Had Brooke Astor’s son, Anthony Marshall, simply allowed his famous and fabulously wealthy mother to comfortably live out her final days at Holly Hill, her New York country home, he probably could have stolen every last penny from her estate.
“That was [my] goal, to get her back to the country,” says Philip Marshall, Astor’s grandson and Anthony Marshall’s son. “That’s all it really boiled down to. Obviously, it became more complicated than that.”
Instead, Anthony Marshall’s refusal to grant his centenarian mother’s wish to die surrounded by loved ones at her 65-acre Hudson River estate pushed Philip into what became a seven-year odyssey seeking “elder justice” for his grandmother. When Philip Marshall embarked on this mission in 2002, he couldn’t know that his inquiries would snowball, then avalanche, into perhaps the most publicized case of elder abuse of all time.
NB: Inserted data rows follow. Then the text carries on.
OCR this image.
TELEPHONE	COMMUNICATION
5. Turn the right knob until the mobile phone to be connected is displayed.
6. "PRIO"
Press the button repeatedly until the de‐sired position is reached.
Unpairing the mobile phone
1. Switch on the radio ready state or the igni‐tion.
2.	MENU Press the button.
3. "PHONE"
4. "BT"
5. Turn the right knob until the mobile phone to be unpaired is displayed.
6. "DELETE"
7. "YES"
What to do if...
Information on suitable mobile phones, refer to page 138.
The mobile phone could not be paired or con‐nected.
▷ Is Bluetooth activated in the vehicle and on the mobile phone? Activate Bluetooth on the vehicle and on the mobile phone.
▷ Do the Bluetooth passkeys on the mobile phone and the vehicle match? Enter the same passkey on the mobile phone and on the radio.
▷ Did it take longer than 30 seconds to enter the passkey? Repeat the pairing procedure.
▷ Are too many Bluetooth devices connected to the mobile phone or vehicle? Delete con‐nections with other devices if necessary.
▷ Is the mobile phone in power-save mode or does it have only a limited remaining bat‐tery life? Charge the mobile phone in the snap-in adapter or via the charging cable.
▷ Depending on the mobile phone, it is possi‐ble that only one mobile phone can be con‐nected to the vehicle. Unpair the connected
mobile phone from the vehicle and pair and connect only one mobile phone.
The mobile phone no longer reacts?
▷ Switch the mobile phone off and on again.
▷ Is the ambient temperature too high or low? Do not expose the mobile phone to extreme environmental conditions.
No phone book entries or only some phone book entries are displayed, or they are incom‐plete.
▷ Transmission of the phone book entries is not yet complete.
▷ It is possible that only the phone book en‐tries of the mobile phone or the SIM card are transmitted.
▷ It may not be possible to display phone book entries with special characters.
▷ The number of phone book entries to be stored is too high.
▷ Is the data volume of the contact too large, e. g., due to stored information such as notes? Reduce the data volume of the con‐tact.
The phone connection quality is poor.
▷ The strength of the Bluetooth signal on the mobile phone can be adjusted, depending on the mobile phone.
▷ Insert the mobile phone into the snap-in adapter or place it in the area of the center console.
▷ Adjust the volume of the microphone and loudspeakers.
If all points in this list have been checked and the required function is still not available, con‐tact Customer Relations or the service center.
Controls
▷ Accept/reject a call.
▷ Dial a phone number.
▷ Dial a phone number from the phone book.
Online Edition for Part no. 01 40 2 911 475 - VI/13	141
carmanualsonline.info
Since Philip’s role in exposing Astor’s mistreatment became public in July 2006, barely a week passes without a stranger contacting him about elder abuse. Marshall, 56, is a professor of historic preservation, not a lawyer or elder abuse expert. All he has, really, are insights from his own “hard-learned lessons.”
He shared these insights in an interview at his home in South Dartmouth, Mass., several weeks after his father was convicted Oct. 8, at age 85, of stealing from Astor as she suffered from Alzheimer’s disease in the twilight of her life.
DOCUMENT EVERYTHING
Philip Marshall and his grandmother bonded through their shared passion for art and historic preservation. Giving Astor great-grandchildren brought them closer, Philip says. Later, as Astor became more fragile, their attachment deepened. During a visit with her in 2002, Philip first suspected something was amiss. While at Astor’s luxurious Park Avenue duplex, he noticed that her beloved painting Childe Hassam’s “Flags, Fifth Avenue” was missing from her library. Astor, diagnosed with Alzheimer’s in 2000, had agreed to let her son, Anthony, sell the painting after he falsely led her to believe she was going broke, household staffers told Philip. Once the painting was gone, she kept asking, “Can I buy dresses now?”
Philip’s probe started slowly and discreetly. When he visited Astor over the next year, her personal staff opened up to him. Philip learned that his father and his father’s third wife, Charlene, were compromising Astor’s care in ways large and small: authorizing the purchase of discount face cream instead of her favorite brand; locking her dachshunds away because they scratched the furniture; refusing to buy Alzheimer’s medicines.
“I was concerned not only about my grandmother’s compromised lifestyle, but her life,” Philip says.
“It would have taken comparatively little [money] to take care of my grandmother’s needs … much less than a week’s legal fees in Manhattan criminal court.”
Philip kept digging over the next few years. He spent thousands of hours amassing documentation in a ringed binder that grew a couple of inches thick, but he still wasn’t sure what it meant or what he would do with it.